MySQL Bugs: #53587: what are the semantics of the rand function

Bug #53587	what are the semantics of the rand function
Submitted:	11 May 2010 22:57	Modified:	17 Aug 2016 14:51
Reporter:	Mark Callaghan	Email Updates:
Status:	Closed	Impact on me:	None
Category:	MySQL Server: Documentation	Severity:	S3 (Non-critical)
Version:	5.0,5.1	OS:	Any
Assigned to:	Paul DuBois	CPU Architecture:	Any
Tags:	by, FUNCTION, GROUP, rand, UPDATE

Description:
I think that rand() needs more documentation. From http://dev.mysql.com/doc/refman/5.0/en/mathematical-functions.html#function_rand there is a warning about using it with order by. But there is not a warning for group by.

See http://bugs.mysql.com/bug.php?id=32249 for the order by problem

See http://bugs.mysql.com/bug.php?id=8652 for the group by problem. Note that Igor's update to this bug is not mentioned in the docs.

I think there is another problem. I get many deadlocks from a simple benchmark that runs this SQL using concurrent sessions. The test uses InnoDB tables. The SQL text below is run in a loop 1000+ times per connection. Deadlocks occur when it is run by 2 connections.

begin;
update t1 set count = count + 1 where id = 1;
update t1 set count = count + 1 where id = round(rand() * 7000) + 1000;
commit;

The problem does not occur when I change it to use this SQL:

begin;
update t1 set count = count + 1 where id = 1;
select round(rand() * 7000) + 1000 into @r;
update t1 set count = count + 1 where id = @r;
commit;

Is rand() in the where clause getting re-evaluated?

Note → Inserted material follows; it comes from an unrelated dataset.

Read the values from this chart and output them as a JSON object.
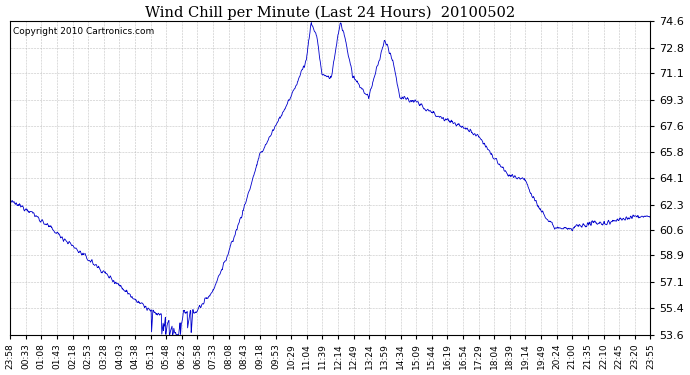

I use this SQL to setup the test:
drop table if exists t1;
create table t1 (id int primary key auto_increment, count int) engine= innodb ;
insert into t1 values (null, 0);
insert into t1 select null, 0 from t1;
insert into t1 select null, 0 from t1;
insert into t1 select null, 0 from t1;
insert into t1 select null, 0 from t1;
insert into t1 select null, 0 from t1;
insert into t1 select null, 0 from t1;
insert into t1 select null, 0 from t1;
insert into t1 select null, 0 from t1;
insert into t1 select null, 0 from t1;
insert into t1 select null, 0 from t1;
insert into t1 select null, 0 from t1;
insert into t1 select null, 0 from t1;
insert into t1 select null, 0 from t1;

analyze table t1;

How to repeat:
This reproduces the group by problem -- duplicate key error on query:

drop table if exists f;
create table f (i int);
insert into f values (1);

insert into f select * from f;
insert into f select * from f;
insert into f select * from f;
insert into f select * from f;
insert into f select * from f;
insert into f select * from f;
insert into f select * from f;
insert into f select * from f;
insert into f select * from f;
insert into f select * from f;
insert into f select * from f;
insert into f select * from f;

explain select count(*), round(100.1 * 70) + 1000 as a from test.f group by a;
select count(*), round(100.1 * 70) + 1000 as a from test.f group by a;

explain select count(*), round(rand() * 70) + 1000 as a from test.f group by a;
select count(*), round(rand() * 70) + 1000 as a from test.f group by a;

Behavior of rand() in WHERE clause is documented on that page:

"RAND() in a WHERE clause is re-evaluated every time the WHERE is executed."

But I agree that manual should describe RAND() behavior in more details, including GROUP BY clause and even potential deadlocks, as you had correctly pointed out.

For the update case I don't know how it can be correct to evaluate rand() more than once per row.

Verified on 5.1.46 the group by problem with test provided

Added a note to the RAND() description that the ORDER BY problem can also occur for GROUP BY.